帆足氏

 帆足という苗字はかなり珍しいと思ったのだが、どうやらそうでもないらしい。日本の苗字の中では第3392位にノミネートされている。角川、川谷、麻田、牧村などより上位に入っている。これらの名前よりメジャーということだ。
 帆足さん、実は大分県に多い。大分県ではベスト250に入ってくる苗字である。著名なところでは江戸の後期の帆足万里がいる。豊後日出(ひじ)藩の家臣で儒学者でもあった。また幕末には帆足杏雨という南画家が出た。絵を田能村竹田、儒学詩学を万里から学んでいる。
 この一族の歴史は古い。「豊後清原系図」を紐解けば、初出は寛平というから9世紀末、菅原道真の活躍した頃のことになる。清原正高という小納言が罪を得て、豊後に配流になり、その子孫が平安末期から鎌倉時代にかけて帆足・松木・長野・野上・小田など十二家に分かれ豊後の地で勢力を増やしていった。帆足万里も杏雨もその末裔である。

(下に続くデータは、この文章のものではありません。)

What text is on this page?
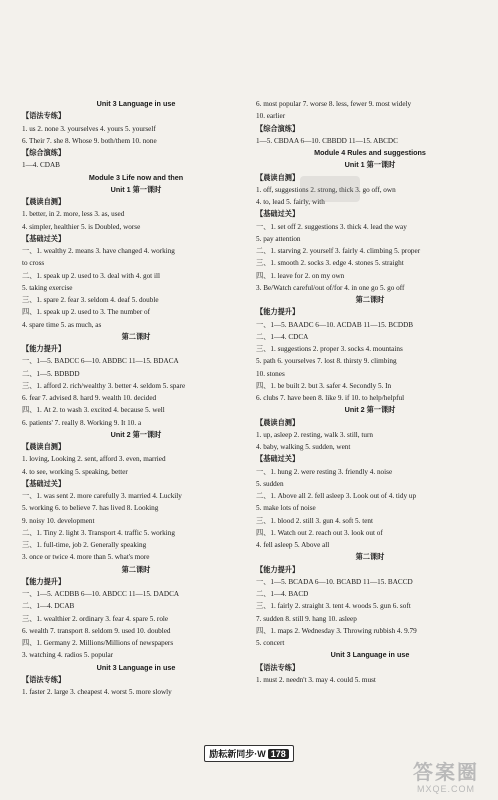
Unit 3 Language in use
【语法专练】
1. us 2. none 3. yourselves 4. yours 5. yourself
6. Their 7. she 8. Whose 9. both/them 10. none
【综合演练】
1—4. CDAB
Module 3 Life now and then
Unit 1 第一课时
【晨读自测】
1. better, in 2. more, less 3. as, used
4. simpler, healthier 5. is Doubled, worse
【基础过关】
一、1. wealthy 2. means 3. have changed 4. working
to cross
二、1. speak up 2. used to 3. deal with 4. got ill
5. taking exercise
三、1. spare 2. fear 3. seldom 4. deaf 5. double
四、1. speak up 2. used to 3. The number of
4. spare time 5. as much, as
第二课时
【能力提升】
一、1—5. BADCC 6—10. ABDBC 11—15. BDACA
二、1—5. BDBDD
三、1. afford 2. rich/wealthy 3. better 4. seldom 5. spare
6. fear 7. advised 8. hard 9. wealth 10. decided
四、1. At 2. to wash 3. excited 4. because 5. well
6. patients' 7. really 8. Working 9. It 10. a
Unit 2 第一课时
【晨读自测】
1. loving, Looking 2. sent, afford 3. even, married
4. to see, working 5. speaking, better
【基础过关】
一、1. was sent 2. more carefully 3. married 4. Luckily
5. working 6. to believe 7. has lived 8. Looking
9. noisy 10. development
二、1. Tiny 2. light 3. Transport 4. traffic 5. working
三、1. full-time, job 2. Generally speaking
3. once or twice 4. more than 5. what's more
第二课时
【能力提升】
一、1—5. ACDBB 6—10. ABDCC 11—15. DADCA
二、1—4. DCAB
三、1. wealthier 2. ordinary 3. fear 4. spare 5. role
6. wealth 7. transport 8. seldom 9. used 10. doubled
四、1. Germany 2. Millions/Millions of newspapers
3. watching 4. radios 5. popular
Unit 3 Language in use
【语法专练】
1. faster 2. large 3. cheapest 4. worst 5. more slowly
6. most popular 7. worse 8. less, fewer 9. most widely
10. earlier
【综合演练】
1—5. CBDAA 6—10. CBBDD 11—15. ABCDC
Module 4 Rules and suggestions
Unit 1 第一课时
【晨读自测】
1. off, suggestions 2. strong, thick 3. go off, own
4. to, lead 5. fairly, with
【基础过关】
一、1. set off 2. suggestions 3. thick 4. lead the way
5. pay attention
二、1. starving 2. yourself 3. fairly 4. climbing 5. proper
三、1. smooth 2. socks 3. edge 4. stones 5. straight
四、1. leave for 2. on my own
3. Be/Watch careful/out of/for 4. in one go 5. go off
第二课时
【能力提升】
一、1—5. BAADC 6—10. ACDAB 11—15. BCDDB
二、1—4. CDCA
三、1. suggestions 2. proper 3. socks 4. mountains
5. path 6. yourselves 7. lost 8. thirsty 9. climbing
10. stones
四、1. be built 2. but 3. safer 4. Secondly 5. In
6. clubs 7. have been 8. like 9. if 10. to help/helpful
Unit 2 第一课时
【晨读自测】
1. up, asleep 2. resting, walk 3. still, turn
4. baby, walking 5. sudden, went
【基础过关】
一、1. hung 2. were resting 3. friendly 4. noise
5. sudden
二、1. Above all 2. fell asleep 3. Look out of 4. tidy up
5. make lots of noise
三、1. blood 2. still 3. gun 4. soft 5. tent
四、1. Watch out 2. reach out 3. look out of
4. fell asleep 5. Above all
第二课时
【能力提升】
一、1—5. BCADA 6—10. BCABD 11—15. BACCD
二、1—4. BACD
三、1. fairly 2. straight 3. tent 4. woods 5. gun 6. soft
7. sudden 8. still 9. hang 10. asleep
四、1. maps 2. Wednesday 3. Throwing rubbish 4. 9.79
5. concert
Unit 3 Language in use
【语法专练】
1. must 2. needn't 3. may 4. could 5. must
励耘新同步·W 178
答案圈
MXQE.COM
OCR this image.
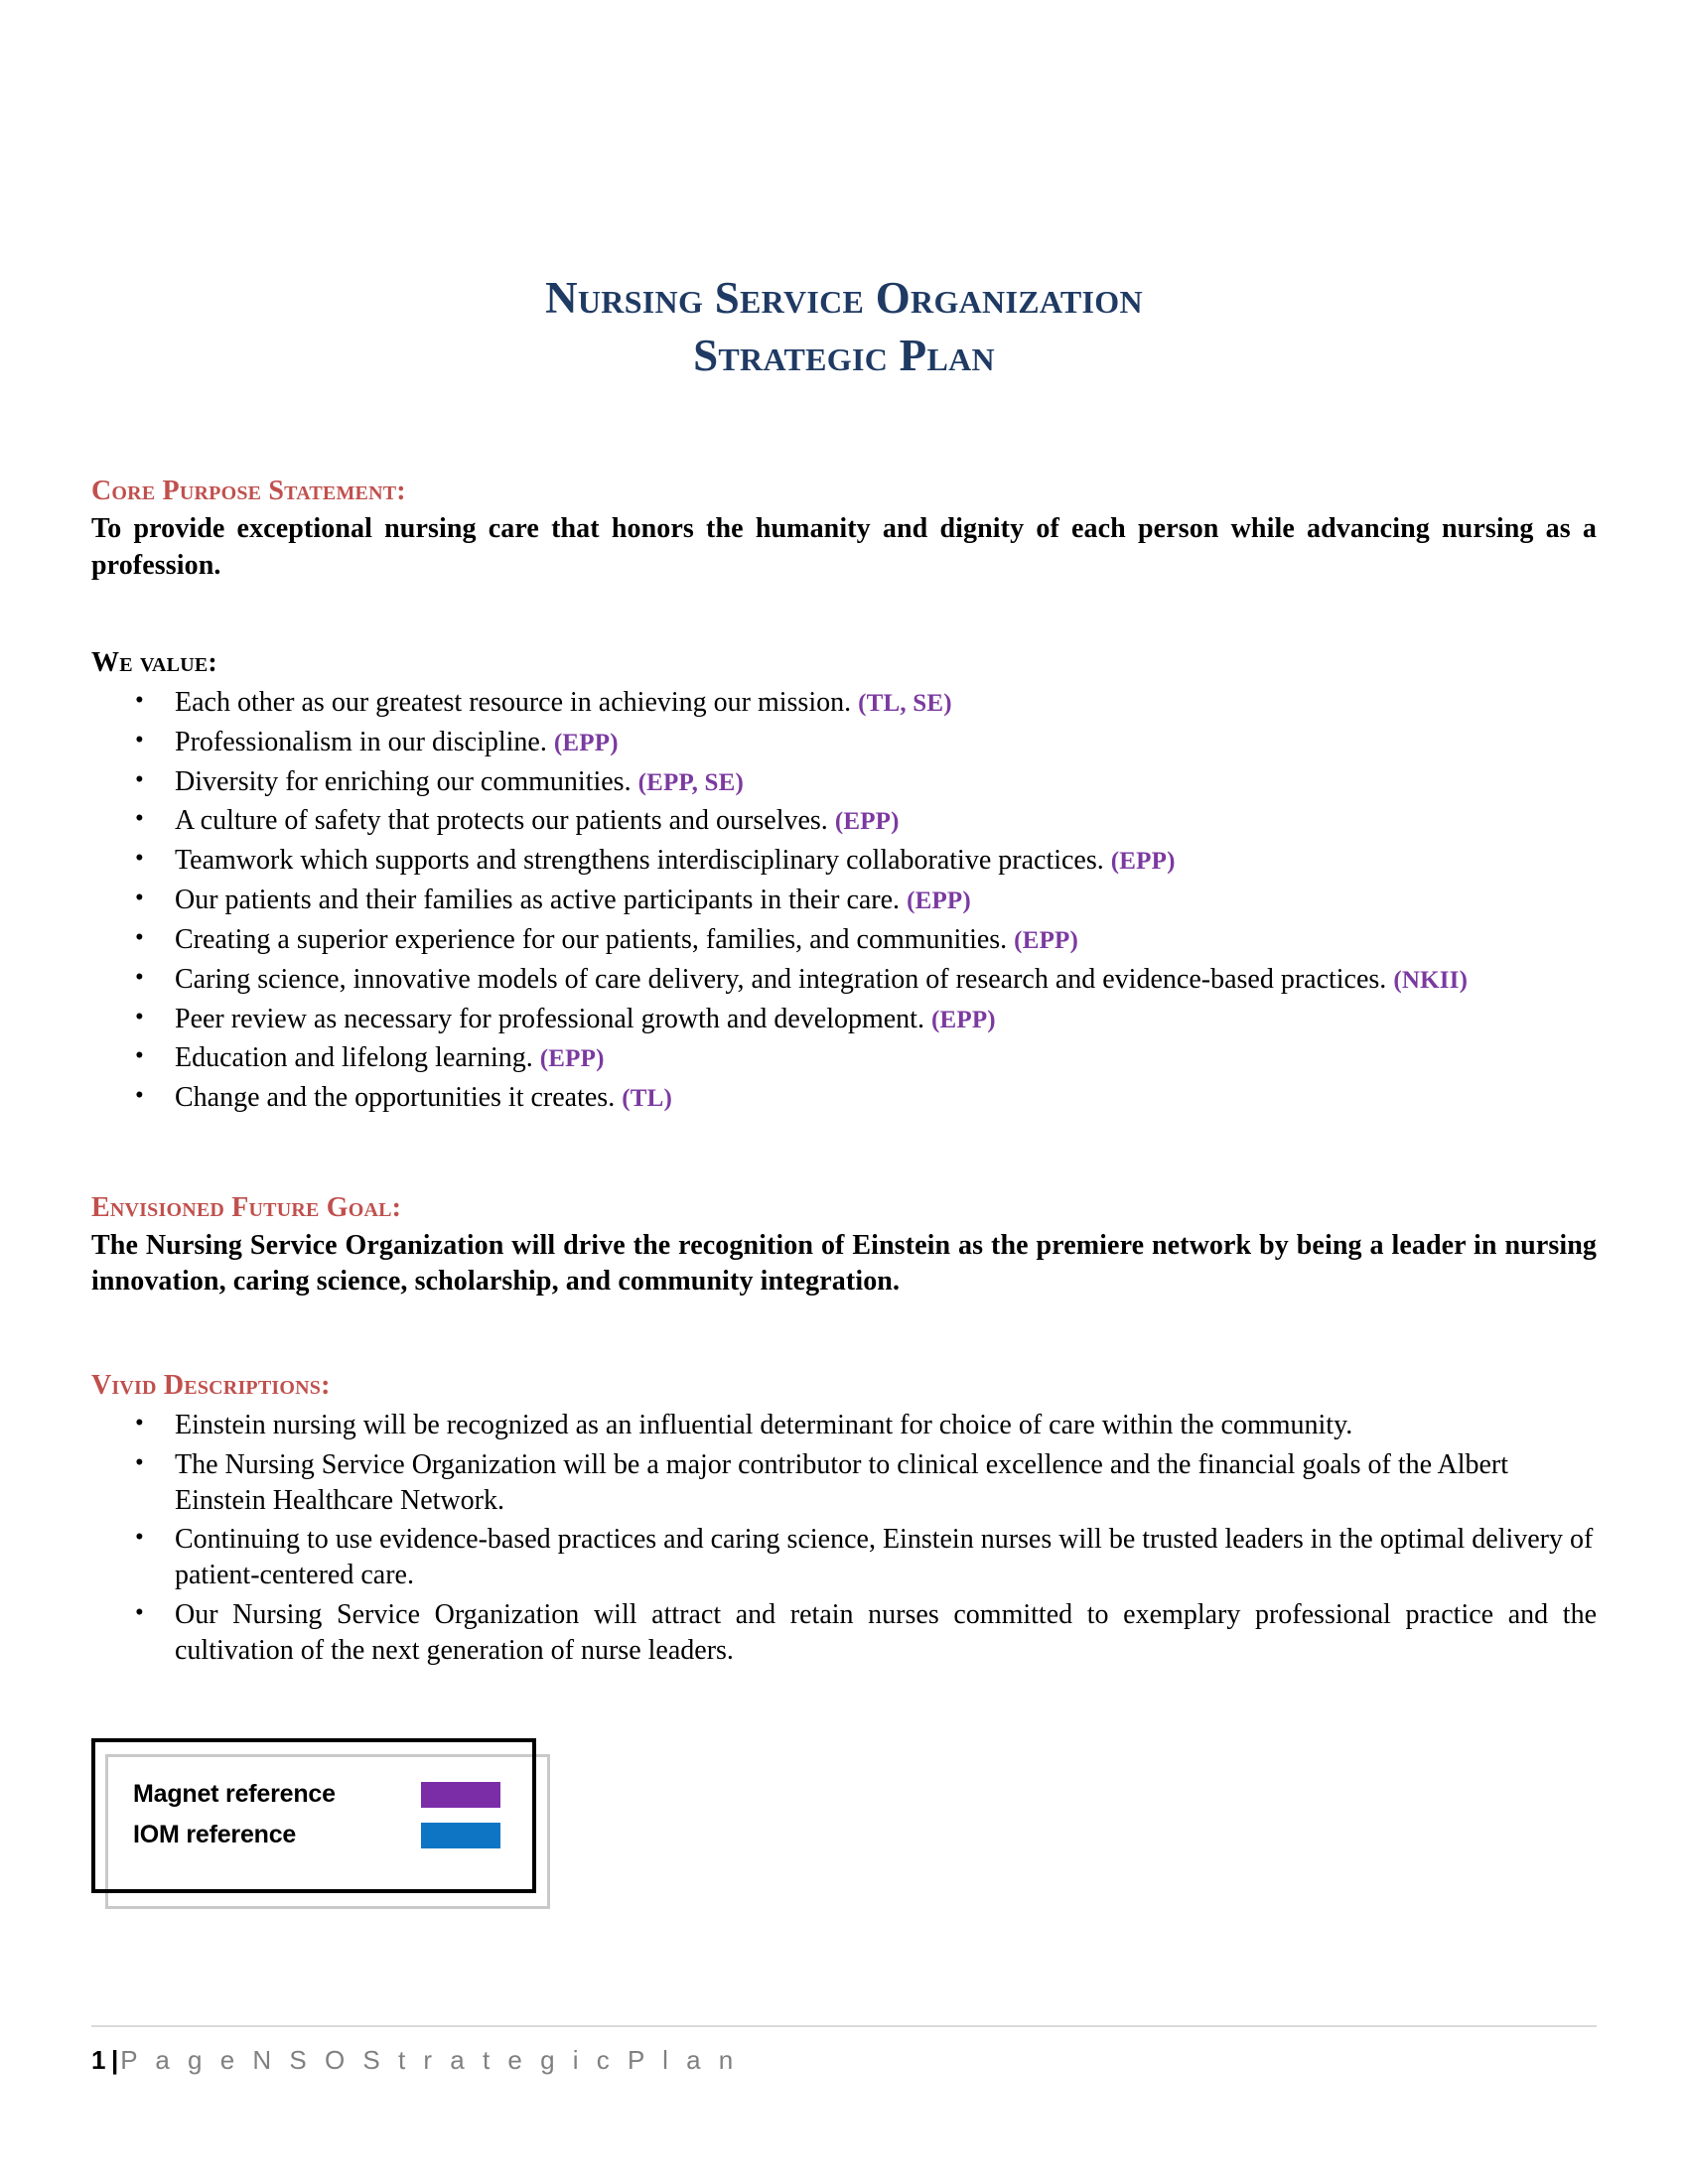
Nursing Service Organization
Strategic Plan
Core Purpose Statement:

To provide exceptional nursing care that honors the humanity and dignity of each person while advancing nursing as a profession.

We value:
• Each other as our greatest resource in achieving our mission. (TL, SE)
• Professionalism in our discipline. (EPP)
• Diversity for enriching our communities. (EPP, SE)
• A culture of safety that protects our patients and ourselves. (EPP)
• Teamwork which supports and strengthens interdisciplinary collaborative practices. (EPP)
• Our patients and their families as active participants in their care. (EPP)
• Creating a superior experience for our patients, families, and communities. (EPP)
• Caring science, innovative models of care delivery, and integration of research and evidence-based practices. (NKII)
• Peer review as necessary for professional growth and development. (EPP)
• Education and lifelong learning. (EPP)
• Change and the opportunities it creates. (TL)
Envisioned Future Goal:

The Nursing Service Organization will drive the recognition of Einstein as the premiere network by being a leader in nursing innovation, caring science, scholarship, and community integration.

Vivid Descriptions:
• Einstein nursing will be recognized as an influential determinant for choice of care within the community.
• The Nursing Service Organization will be a major contributor to clinical excellence and the financial goals of the Albert Einstein Healthcare Network.
• Continuing to use evidence-based practices and caring science, Einstein nurses will be trusted leaders in the optimal delivery of patient-centered care.
• Our Nursing Service Organization will attract and retain nurses committed to exemplary professional practice and the cultivation of the next generation of nurse leaders.
Magnet reference
IOM reference
1|P a g e N S O S t r a t e g i c P l a n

 そして帆足一族は、昨日、平成の世に3人目の有名人を輩出することになる。カネボウ元社長の帆足隆である。真面目に生きていれば「郷土の歴史」に万里らとともに掲載されたものを、まさに晩節を汚してしまった。帆足社長、ワシャらのようなどこの馬の骨ともわからぬ輩とは違って出自はいいのだ。どうしてもっと毅然と生きられなかったのだろう。どうしてこうも人間という生き物は「金」に弱いのかね〜。
 リーダーよ、もっと名を重んじよ。帆足の足下には3000人の従業員がいたんだぞ。彼らが仰ぎ見ていた盟主がこんなバカではいかにも情けなかろう。